The 2025 EV Battery Technology Review Report attributes the growth to converging forces: rising fuel prices, surging consumer interest, aggressive model rollouts, and sustained policy support. The report estimates a compound annual growth rate of 35% through 2032, calling it a “seismic shift” for India’s automotive landscape.
As global electric mobility accelerates, the report highlights rapid advancements in battery chemistry, performance, and manufacturing.
“Breakthroughs in battery chemistry are at the core of India’s EV revolution. Innovations like LFP Gen 4 and the emergence of sodium-ion technology are not just technical upgrades; they’re game-changers,” Vinayak Walimbe, Managing Director at CES, said. “They will make electric vehicles more affordable, safer, and able to go farther on a single charge.”
The analysis points to intensifying global research pushing lithium-ion, next-generation LFP, and NCM technologies toward higher energy density and lower cost — a shift central to India’s long-term electrification strategy.

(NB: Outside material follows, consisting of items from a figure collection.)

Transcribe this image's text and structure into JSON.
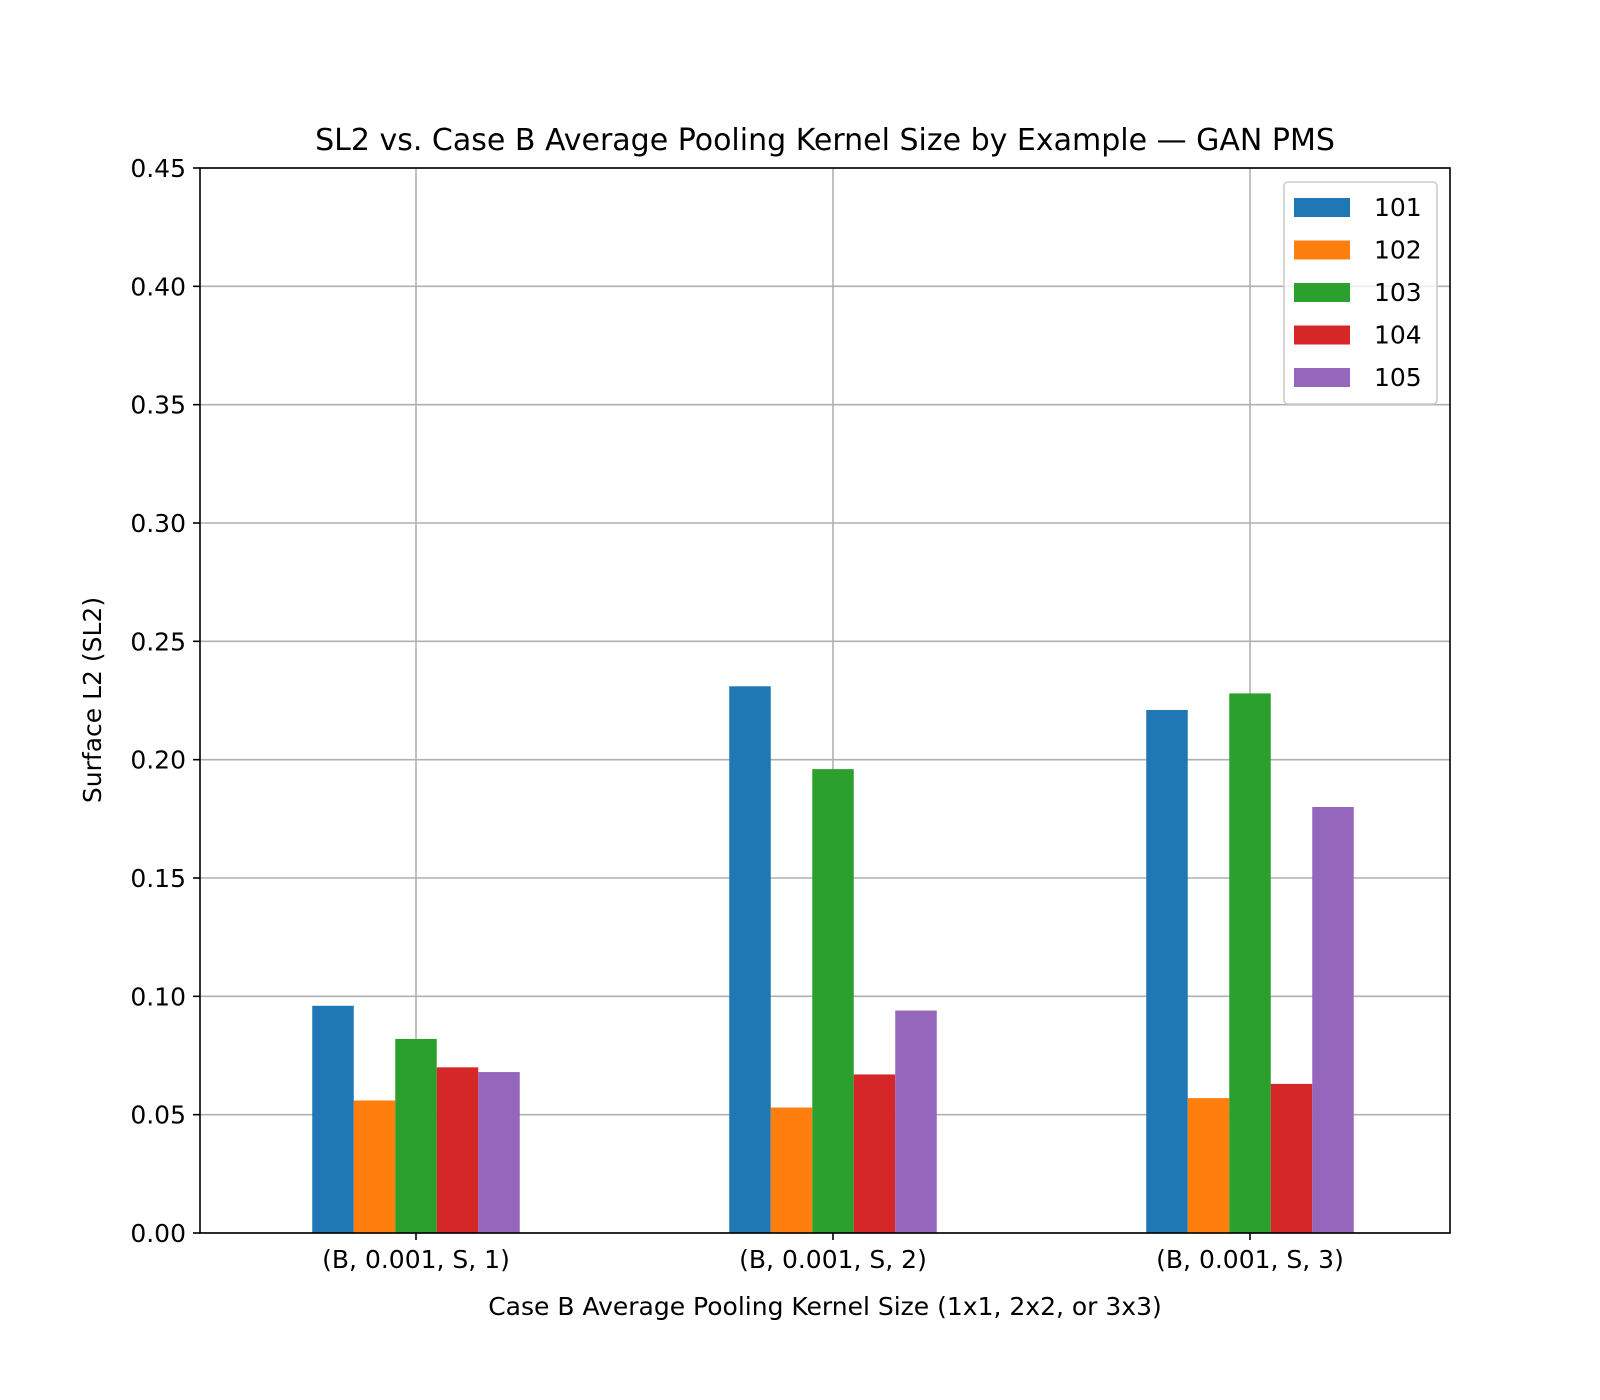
{
  "chart_data": {
    "type": "bar",
    "title": "SL2 vs. Case B Average Pooling Kernel Size by Example — GAN PMS",
    "xlabel": "Case B Average Pooling Kernel Size (1x1, 2x2, or 3x3)",
    "ylabel": "Surface L2 (SL2)",
    "categories": [
      "(B, 0.001, S, 1)",
      "(B, 0.001, S, 2)",
      "(B, 0.001, S, 3)"
    ],
    "ylim": [
      0,
      0.45
    ],
    "yticks": [
      "0.00",
      "0.05",
      "0.10",
      "0.15",
      "0.20",
      "0.25",
      "0.30",
      "0.35",
      "0.40",
      "0.45"
    ],
    "grid": true,
    "legend_position": "top-right",
    "series": [
      {
        "name": "101",
        "color": "#1f77b4",
        "values": [
          0.096,
          0.231,
          0.221
        ]
      },
      {
        "name": "102",
        "color": "#ff7f0e",
        "values": [
          0.056,
          0.053,
          0.057
        ]
      },
      {
        "name": "103",
        "color": "#2ca02c",
        "values": [
          0.082,
          0.196,
          0.228
        ]
      },
      {
        "name": "104",
        "color": "#d62728",
        "values": [
          0.07,
          0.067,
          0.063
        ]
      },
      {
        "name": "105",
        "color": "#9467bd",
        "values": [
          0.068,
          0.094,
          0.18
        ]
      }
    ]
  }
}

The report notes that LFP Gen 4 cells are now exceeding 300 Wh/kg, enabling longer driving ranges and potentially lower vehicle prices. Meanwhile, sodium-ion and solid-state batteries are entering the market, offering solutions tailored for India’s diverse vehicle classes, from two and three-wheelers to premium passenger cars and commercial fleets.
Hina Badgujar, CES said: "The next few years will be pivotal in shaping a sustainable future for our nation’s transport and energy sectors." Indian battery manufacturers are responding with major capacity expansions and technology diversification.

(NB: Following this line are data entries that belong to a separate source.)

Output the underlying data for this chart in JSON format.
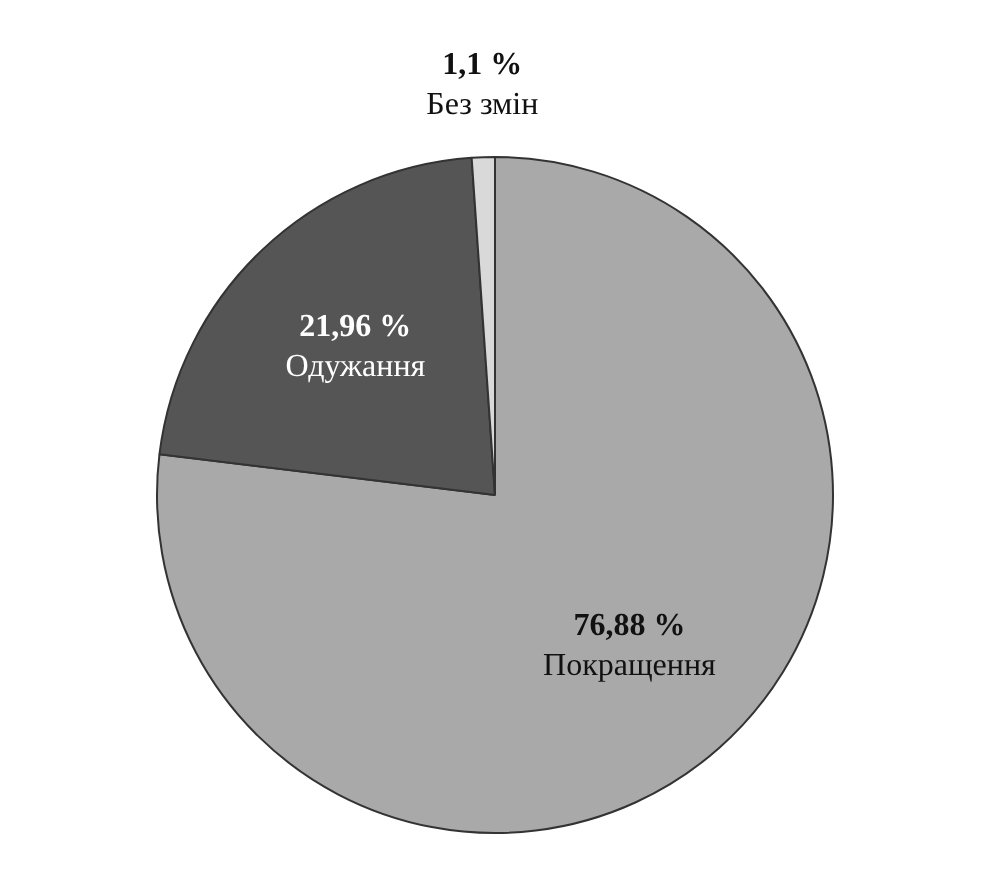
{
  "chart_data": {
    "type": "pie",
    "categories": [
      "Покращення",
      "Одужання",
      "Без змін"
    ],
    "values": [
      76.88,
      21.96,
      1.1
    ],
    "value_labels": [
      "76,88 %",
      "21,96 %",
      "1,1 %"
    ],
    "colors": [
      "#a9a9a9",
      "#555555",
      "#d9d9d9"
    ]
  }
}
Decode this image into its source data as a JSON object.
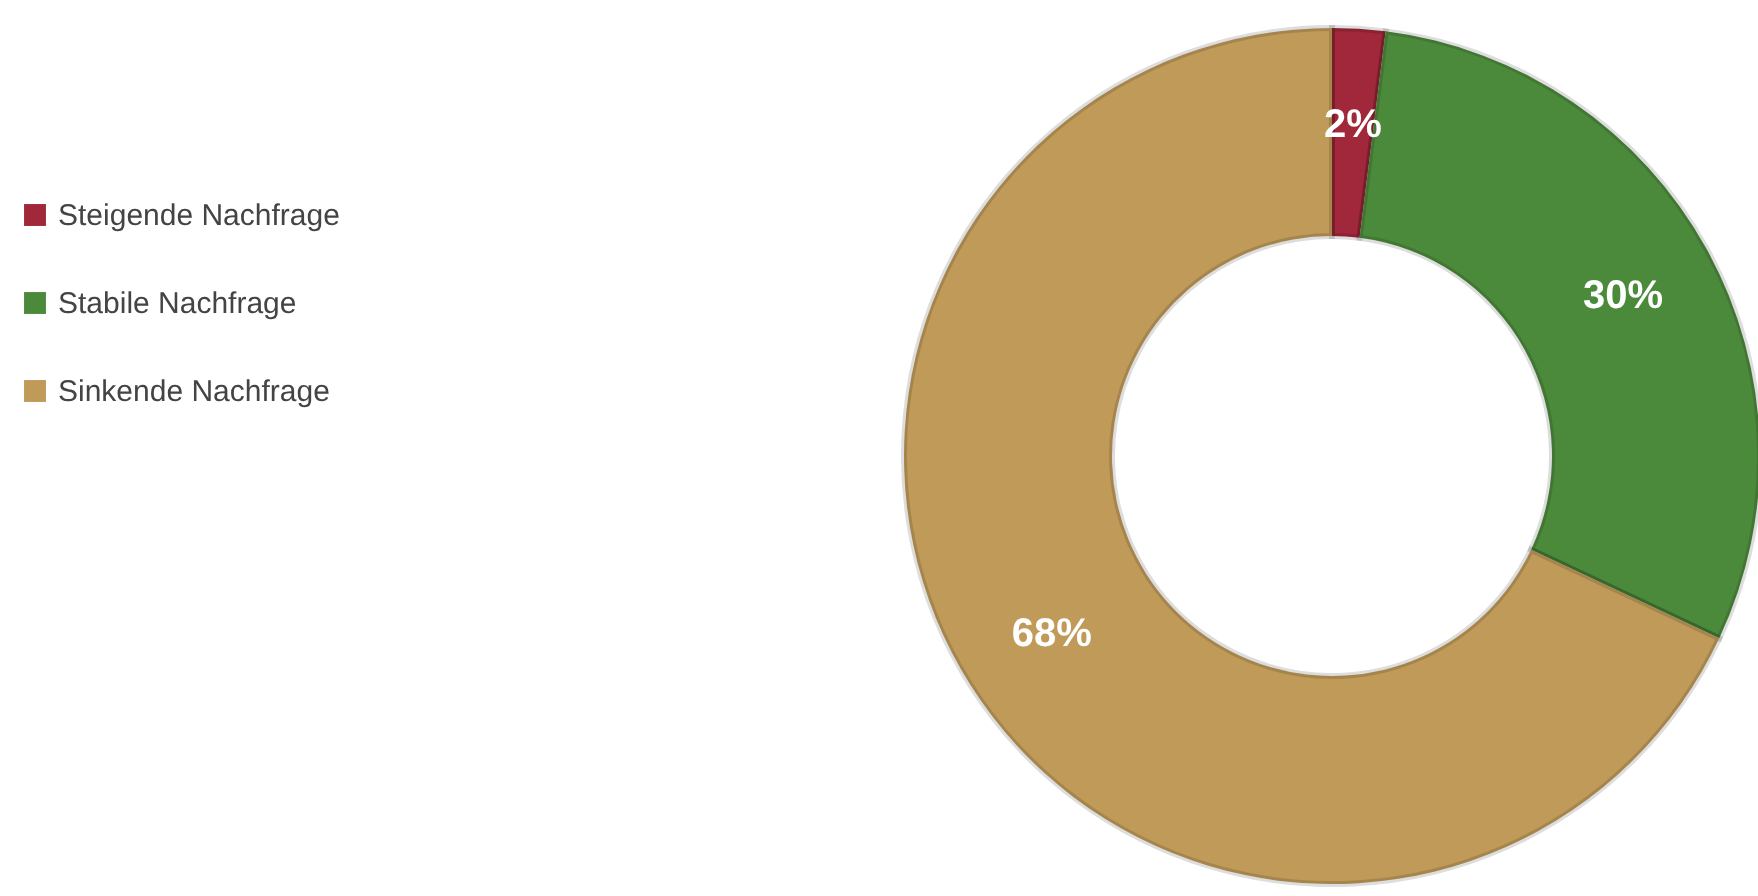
{
  "chart_data": {
    "type": "donut",
    "categories": [
      "Steigende Nachfrage",
      "Stabile Nachfrage",
      "Sinkende Nachfrage"
    ],
    "values": [
      2,
      30,
      68
    ],
    "colors": [
      "#a0283a",
      "#4b8a3b",
      "#c09a58"
    ],
    "value_labels": [
      "2%",
      "30%",
      "68%"
    ],
    "legend": "left"
  }
}
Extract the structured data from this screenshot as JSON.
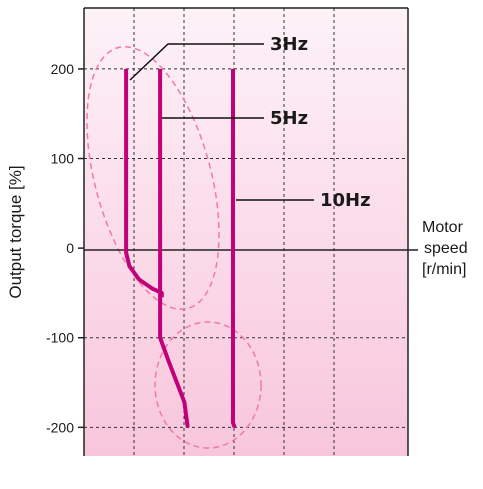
{
  "chart_data": {
    "type": "line",
    "ylabel": "Output torque [%]",
    "xlabel": [
      "Motor",
      "speed",
      "[r/min]"
    ],
    "y_ticks": [
      "200",
      "100",
      "0",
      "-100",
      "-200"
    ],
    "y_tick_values": [
      200,
      100,
      0,
      -100,
      -200
    ],
    "ylim": [
      -232,
      268
    ],
    "xlim": [
      0,
      100
    ],
    "grid": true,
    "series": [
      {
        "name": "3Hz",
        "color": "#c2007a",
        "points": [
          [
            13,
            200
          ],
          [
            13,
            -5
          ],
          [
            14,
            -20
          ],
          [
            17,
            -35
          ],
          [
            21,
            -45
          ],
          [
            24,
            -50
          ],
          [
            24,
            -55
          ]
        ]
      },
      {
        "name": "5Hz",
        "color": "#c2007a",
        "points": [
          [
            23.5,
            200
          ],
          [
            23.5,
            -100
          ],
          [
            26,
            -125
          ],
          [
            31,
            -172
          ],
          [
            32,
            -200
          ]
        ]
      },
      {
        "name": "10Hz",
        "color": "#c2007a",
        "points": [
          [
            46,
            200
          ],
          [
            46,
            -195
          ],
          [
            46.5,
            -200
          ]
        ]
      }
    ],
    "background_gradient": [
      "#fdf2f7",
      "#f8c6dc"
    ],
    "highlight_color": "#f07aa8"
  }
}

However, the report flags persistent challenges that need to be urgently addressed through targeted policy intervention, strategic investments, and enhanced industry collaboration to ensure India can meet its electrification goals and establish a resilient domestic battery ecosystem.
China’s export controls on critical materials and battery know-how, including synthetic graphite, are slowing gigafactory buildouts and exposing the supply chain to risk. High upfront capital requirements, limited domestic mineral reserves, and ongoing technology dependence remain substantial obstacles to India’s ambition for self-reliant battery manufacturing at scale.
Established in 1998, CES assists clients in managing and staying ahead of the changes in the energy markets.
CES is the pioneer for setting up the India Energy Storage Alliance (IESA), which is a premier industry body dedicated to promoting energy storage, e-mobility, and green hydrogen adoption in India.